One word to guide an entire year - so simple yet complex. How can one word frame 365 days, 52 weeks, 8760 hours, 525,600 seconds? I believe the simplicity of it drew me in the most. The concept of one being the guiding force and focus wasn't a new concept, as a person who worships one triune God. One who embodies three. One who made billions in his image. One from whom all guidance is derived. Lifetimes of complexity within the simplicity of one.
In 2014 I read an article encouraging Christians to pick a word for the year to focus on. This was really helpful for me. I started 2015 with "Christ-exalting." This single word helped me through some really tough times relationally. It also helped me to more clearly see the best solution to any problem that came my way - as small as being annoyed to as big as handling a couple entertaining divorce. I would ask, what decision, what piece of advice, what action would most exalt Christ, and there my answer would be. 1 Corinthians 10:31 says that whatever we do, we should do to and for the glory of God. Doing this helped me turn every potentially negative experience into a positive and eased my approach to difficult circumstances. This provided me assurance that if it was God's glory I was after, his mercy and grace would cover my mistakes.
Over the course of our lives we can hear a word hundreds of times but then one day it resonates with a new infatuation. In 2016 the word "long suffering" found me and manifested throughout the year in two of the most important areas of my life: my first child and my church. I had never used this word but when I saw the definition, "patiently enduring hardship," it grabbed hold of me. While we know that long-suffering will be part of childbirth (ahem 30+ hours of suffering laboring) and raising a child, often I believe we forget that we should expect it to be a major part of our relationship with our church (and every area of our life as a Christian). Because Hebrews 2:10 tells us that Jesus was made perfect through suffering, I have to believe his church and his people are also made perfect through suffering. Its a hard concept to swallow in our instant gratification, feelings-driven, truth-forsaken, self-focused culture, but this counter-culture aspect of Christianity is what makes it stand out. Jesus suffered tremendously for his people and for his church , which Acts 20:28 says he bought with his blood. The most valuable things in life are the ones we have had to long-suffer in. As Romans 5:3-5 tells us, suffering produces perseverance which produces character which produces hope which does not put us to shame. We should expect and delight in long-suffering as it shows Christ's power at work in us.
"Presence" is the word for 2017. For too long I've seen people as either 1) They love me unconditionally so I can sacrifice being present with them for the sake of strangers who "need" me or 2) A responsibility instead of a relationship. Typically with each new person I meet, I feel an additional responsibility to do or be something for them. Adding people to my life, on top of my new role as a mother, became exhaustive very quickly which led me to realize my thinking was flawed. Now seeing people as a responsibility isn't 100% flawed, but it is to a degree. Some of that thinking is probably from leading people and some from focusing on my responsibilities in Christ to love others, but I believe there is an internal component too, perhaps where the flaw lies:
Shauna Niequist explained, "We don't believe people will actually love us if we stop performing and stop being the one who is always bringing and helping. My friends don't need me to be efficient as they need me to be honest and connected."

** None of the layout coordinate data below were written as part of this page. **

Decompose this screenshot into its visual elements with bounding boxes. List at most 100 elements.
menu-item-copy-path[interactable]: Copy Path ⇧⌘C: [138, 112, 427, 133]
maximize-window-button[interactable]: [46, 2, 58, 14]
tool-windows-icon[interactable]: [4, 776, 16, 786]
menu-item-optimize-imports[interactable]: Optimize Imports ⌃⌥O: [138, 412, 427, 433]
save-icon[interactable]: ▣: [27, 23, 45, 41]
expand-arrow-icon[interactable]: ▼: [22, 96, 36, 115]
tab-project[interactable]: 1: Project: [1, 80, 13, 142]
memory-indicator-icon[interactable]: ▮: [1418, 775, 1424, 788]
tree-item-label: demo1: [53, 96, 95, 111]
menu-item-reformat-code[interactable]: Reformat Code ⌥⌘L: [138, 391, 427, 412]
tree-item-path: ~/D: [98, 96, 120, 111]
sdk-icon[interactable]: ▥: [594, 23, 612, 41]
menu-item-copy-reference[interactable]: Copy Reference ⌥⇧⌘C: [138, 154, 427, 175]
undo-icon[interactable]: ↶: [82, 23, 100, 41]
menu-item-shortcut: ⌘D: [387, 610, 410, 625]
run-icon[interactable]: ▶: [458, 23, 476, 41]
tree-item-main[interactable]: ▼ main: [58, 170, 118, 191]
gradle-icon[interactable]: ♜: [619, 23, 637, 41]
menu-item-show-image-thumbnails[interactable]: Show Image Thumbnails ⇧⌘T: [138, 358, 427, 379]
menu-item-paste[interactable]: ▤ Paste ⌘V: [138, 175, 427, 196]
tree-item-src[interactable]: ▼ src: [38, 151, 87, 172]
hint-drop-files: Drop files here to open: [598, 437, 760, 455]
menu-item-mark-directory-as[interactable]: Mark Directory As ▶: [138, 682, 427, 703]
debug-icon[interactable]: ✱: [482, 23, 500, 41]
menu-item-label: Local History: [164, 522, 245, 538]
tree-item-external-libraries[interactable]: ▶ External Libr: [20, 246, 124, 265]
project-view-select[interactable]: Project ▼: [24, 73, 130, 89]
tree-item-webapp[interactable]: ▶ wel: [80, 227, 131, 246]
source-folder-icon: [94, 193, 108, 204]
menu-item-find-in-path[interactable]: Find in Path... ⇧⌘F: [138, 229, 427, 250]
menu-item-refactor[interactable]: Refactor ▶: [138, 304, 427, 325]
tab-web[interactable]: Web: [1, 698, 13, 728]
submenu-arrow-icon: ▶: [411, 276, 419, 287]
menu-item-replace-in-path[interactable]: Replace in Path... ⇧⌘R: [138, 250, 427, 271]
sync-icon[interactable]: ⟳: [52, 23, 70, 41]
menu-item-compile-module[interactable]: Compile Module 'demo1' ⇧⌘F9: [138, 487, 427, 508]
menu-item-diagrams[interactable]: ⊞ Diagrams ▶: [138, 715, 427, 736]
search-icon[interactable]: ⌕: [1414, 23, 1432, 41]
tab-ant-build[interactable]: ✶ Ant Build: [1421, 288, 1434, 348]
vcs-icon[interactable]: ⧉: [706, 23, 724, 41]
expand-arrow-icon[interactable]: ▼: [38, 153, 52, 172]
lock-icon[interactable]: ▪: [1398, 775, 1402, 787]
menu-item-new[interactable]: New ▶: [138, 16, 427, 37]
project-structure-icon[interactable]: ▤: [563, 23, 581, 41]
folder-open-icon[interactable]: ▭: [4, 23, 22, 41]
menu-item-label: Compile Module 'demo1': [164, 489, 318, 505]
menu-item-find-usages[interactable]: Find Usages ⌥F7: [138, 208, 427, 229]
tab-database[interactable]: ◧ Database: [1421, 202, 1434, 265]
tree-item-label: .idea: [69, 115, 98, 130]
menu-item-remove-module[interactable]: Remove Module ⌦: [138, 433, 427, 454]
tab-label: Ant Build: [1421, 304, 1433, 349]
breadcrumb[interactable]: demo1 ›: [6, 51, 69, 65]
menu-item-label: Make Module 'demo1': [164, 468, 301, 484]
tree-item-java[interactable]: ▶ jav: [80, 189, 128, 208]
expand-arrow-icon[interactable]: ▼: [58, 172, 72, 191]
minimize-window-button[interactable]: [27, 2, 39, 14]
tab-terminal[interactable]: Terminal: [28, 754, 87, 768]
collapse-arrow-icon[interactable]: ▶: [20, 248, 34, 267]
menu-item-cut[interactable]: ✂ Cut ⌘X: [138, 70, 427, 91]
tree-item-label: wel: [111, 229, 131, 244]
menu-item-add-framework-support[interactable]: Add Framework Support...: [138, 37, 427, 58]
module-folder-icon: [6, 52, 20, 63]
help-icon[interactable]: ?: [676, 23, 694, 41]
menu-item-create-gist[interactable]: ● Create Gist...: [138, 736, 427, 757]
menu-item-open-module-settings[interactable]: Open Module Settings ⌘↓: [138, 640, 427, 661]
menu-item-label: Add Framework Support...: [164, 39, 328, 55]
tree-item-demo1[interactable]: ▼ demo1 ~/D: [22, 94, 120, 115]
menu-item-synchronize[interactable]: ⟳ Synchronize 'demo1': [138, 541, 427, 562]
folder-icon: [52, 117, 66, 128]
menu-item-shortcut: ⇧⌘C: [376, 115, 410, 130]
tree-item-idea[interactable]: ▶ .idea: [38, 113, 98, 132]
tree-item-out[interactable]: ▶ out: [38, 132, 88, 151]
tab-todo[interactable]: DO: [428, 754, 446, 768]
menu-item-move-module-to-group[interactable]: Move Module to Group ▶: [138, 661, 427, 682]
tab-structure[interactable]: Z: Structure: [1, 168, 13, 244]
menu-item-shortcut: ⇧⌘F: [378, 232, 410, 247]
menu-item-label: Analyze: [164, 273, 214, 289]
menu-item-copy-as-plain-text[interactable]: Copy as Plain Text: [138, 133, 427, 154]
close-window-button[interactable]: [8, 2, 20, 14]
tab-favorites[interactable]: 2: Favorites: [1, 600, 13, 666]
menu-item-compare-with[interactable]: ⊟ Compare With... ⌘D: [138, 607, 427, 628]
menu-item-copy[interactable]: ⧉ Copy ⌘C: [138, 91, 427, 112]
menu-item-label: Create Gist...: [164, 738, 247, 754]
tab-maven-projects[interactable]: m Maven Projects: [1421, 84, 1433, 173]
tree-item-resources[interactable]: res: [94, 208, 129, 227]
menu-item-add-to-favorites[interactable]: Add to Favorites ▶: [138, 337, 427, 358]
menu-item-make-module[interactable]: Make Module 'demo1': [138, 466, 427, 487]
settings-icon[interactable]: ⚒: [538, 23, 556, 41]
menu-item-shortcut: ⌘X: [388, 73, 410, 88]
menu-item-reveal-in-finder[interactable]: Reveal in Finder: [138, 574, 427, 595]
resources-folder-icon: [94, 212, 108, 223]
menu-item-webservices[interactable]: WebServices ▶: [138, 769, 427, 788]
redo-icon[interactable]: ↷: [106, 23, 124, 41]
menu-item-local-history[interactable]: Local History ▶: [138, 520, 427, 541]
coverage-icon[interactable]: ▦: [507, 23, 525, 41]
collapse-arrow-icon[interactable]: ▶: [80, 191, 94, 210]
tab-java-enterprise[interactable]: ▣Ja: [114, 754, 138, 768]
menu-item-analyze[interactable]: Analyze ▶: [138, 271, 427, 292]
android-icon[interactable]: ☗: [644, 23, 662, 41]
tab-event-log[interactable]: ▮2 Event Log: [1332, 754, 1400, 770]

People need me to be connected to them more than they need me to be efficient for them. For a servant-minded person, this isn't easy to understand, but I'm confident God will continue to teach me in this area this year. Being present, and I meant truly present, says more than words could ever say. Like Mary chose the better thing -to connect with Jesus- while Martha focused on efficiency for Jesus, so true presence matters. I don't want to go through the motions of life as if my life wasn't just significantly impacted by the birth of our daughter: I want to embrace and adjust, refining my attention to presence to the right people found in my highest priorities and irreplaceable roles. I want to structure my priorities as God wants. I want to give the best of me to the people who matter the most.
Some practical, small steps I've taken so far to be more present?
Taking a Facebook hiatus. I want to choose to be present with someone fully and not partially because of social media. I want to model to people what I also want from people: priority presence over the connection a phone offers.
Leaving my phone in my bathroom overnight so I'm not scrolling on it, wasting time on it, going to bed by it, or waking up to it every day. This allows me to be more present with God and with my husband. It makes me get out of bed very early to go turn off my 2nd alarm which ensures I am either going to the gym or going to have quiet time. I also make a rule not to unlock it until after my quiet time.
Placing importance in people over chores when the two are competing. Family was visiting last week right after we bought a new Keurig. I was in the middle of setting it up when they walked in. My usual self would focus in on the Keurig after greeting them, putting it as the priority to tackle. But the Holy spirit gently reminded me of my endeavor to be more present..so I set it aside and sat on the floor with family, investing my presence in them.
I'm excited to see all God teaches me about presence in the upcoming year. Do you have a word?